2026年2月、AI業界の勢力図を塗り替える大きな動きがありました。メタ・プラットフォームズ(META)がグーグル(GOOGL)の独自AIチップであるTPUを数千億円規模で採用するというニュースは、単なる一企業の調達案件を超えた、市場の歴史的転換点を示唆しています。本稿では、ジ・インフォメーションの最新報道に基づき、主要企業の動向と今後の市場の行方を分析します。

ジ・インフォメーションが報じた戦略的提携の内実

ジ・インフォメーションの報道によれば、メタは自社の新しいAIモデルを開発(トレーニング)するために、グーグルのAIチップであるTPUをレンタルする複数年契約を締結しました。この契約は数十億ドル規模に達し、さらにメタは早ければ来年にも自社のデータセンター向けにTPUを直接購入する検討も進めています。

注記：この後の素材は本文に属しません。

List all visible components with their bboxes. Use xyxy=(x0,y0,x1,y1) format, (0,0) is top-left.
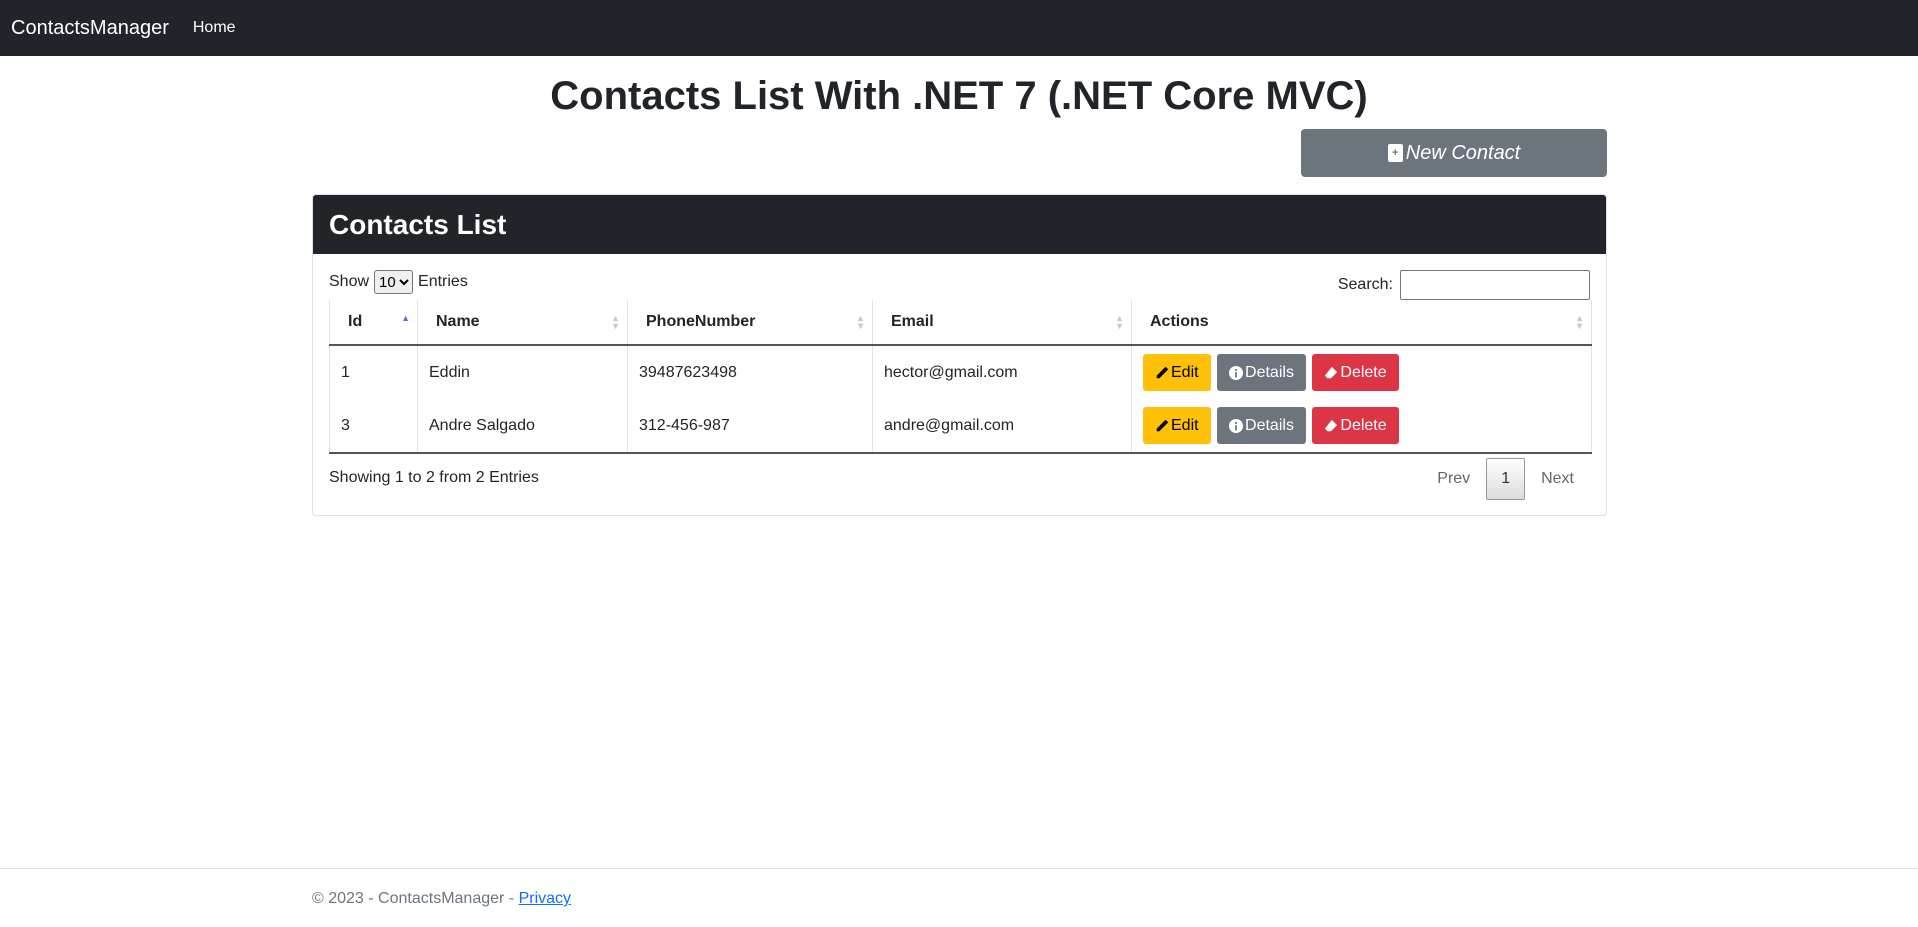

また、グーグルは供給網を拡大するため、大手投資会社と提携してTPUを他社にリースする合弁事業を立ち上げたとのことです。この背景には、エヌビディア(NVDA)の年間売上の約10%にあたる200億ドル規模の市場を奪取するというグーグルの明確な目標があります。このTPUはブロードコム(AVGO)と共同設計され、TSMC(TSM)の工場で製造されており、供給体制の強化が着実に進んでいます。

エヌビディア製チップのトラブルと顧客の離反

今回の報道で特に注目すべき事実は、エヌビディアの独占体制に綻びが見え始めている点です。ジ・インフォメーションによれば、昨年、エヌビディアの最新チップであるBlackwellの導入において、メタやオープンAIなどの大口顧客が技術的な不具合やハードウェアの複雑さに起因するトラブルに直面したことが明らかになっています。

希望する規模での稼働に苦慮した経験が、これら主要顧客に供給源を分散させる強い動機を与えたと考えられます。事実、メタはエヌビディアから数百万個のGPUを継続購入して関係を維持しつつも、トレーニング用にはグーグルのTPU、推論用にはアドバンスト・マイクロ・デバイセズ(AMD)のチップを使い分けるマルチベンダー戦略を鮮明にしています。

グーグル:半導体ベンダーとしての本格的な台頭

これまでグーグルのTPUは、主に自社サービスやクラウド利用者のための内部リソースという側面が強いものでした。しかし、今回のメタとの大規模な契約は、グーグルがエヌビディアの直接的な競合、つまり外販も行う半導体メーカーとして本格的に市場へ参入したことを意味します。

特に投資会社を活用した金融スキームによる供給拡大は、自社の資本を過度に圧迫せずに市場シェアを奪いに行く巧妙な戦略と言えます。エヌビディアが支配してきたAIトレーニング市場において、グーグルが有力な代替選択肢としての地位を確立する可能性が高まっています。

2026年以降の展望:競争の激化がもたらす市場の成熟

今回の事実情報から導き出される結論は、AI半導体市場がエヌビディアによる独占から、複数の有力な選択肢が存在する競争環境へと移行し始めたということです。

グーグルが独自の金融・供給モデルを駆使してTPUの普及を急ぎ、メタのような巨大IT企業がそれを戦略的に採用する流れは、今後他のAI開発企業にも波及していくと推測されます。

特定のサプライヤーに依存しない体制は、供給リスクの軽減だけでなく、将来的なコスト最適化において大きな優位性をもたらすと考えられます。技術的な優位性に加え、供給の安定性とコストパフォーマンスが重視される実利の時代へと、AIインフラ市場は確実に進化しています。

情報ソース: The Information: “Google Strikes Multibillion-Dollar AI Chip Deal With Meta, Sharpening Nvidia Rivalry” (By Amir Efrati and Anissa Gardizy, Feb. 26, 2026)

※本記事は情報の提供を目的としており、特定の銘柄への投資を推奨するものではありません。投資は自己責任で行ってください。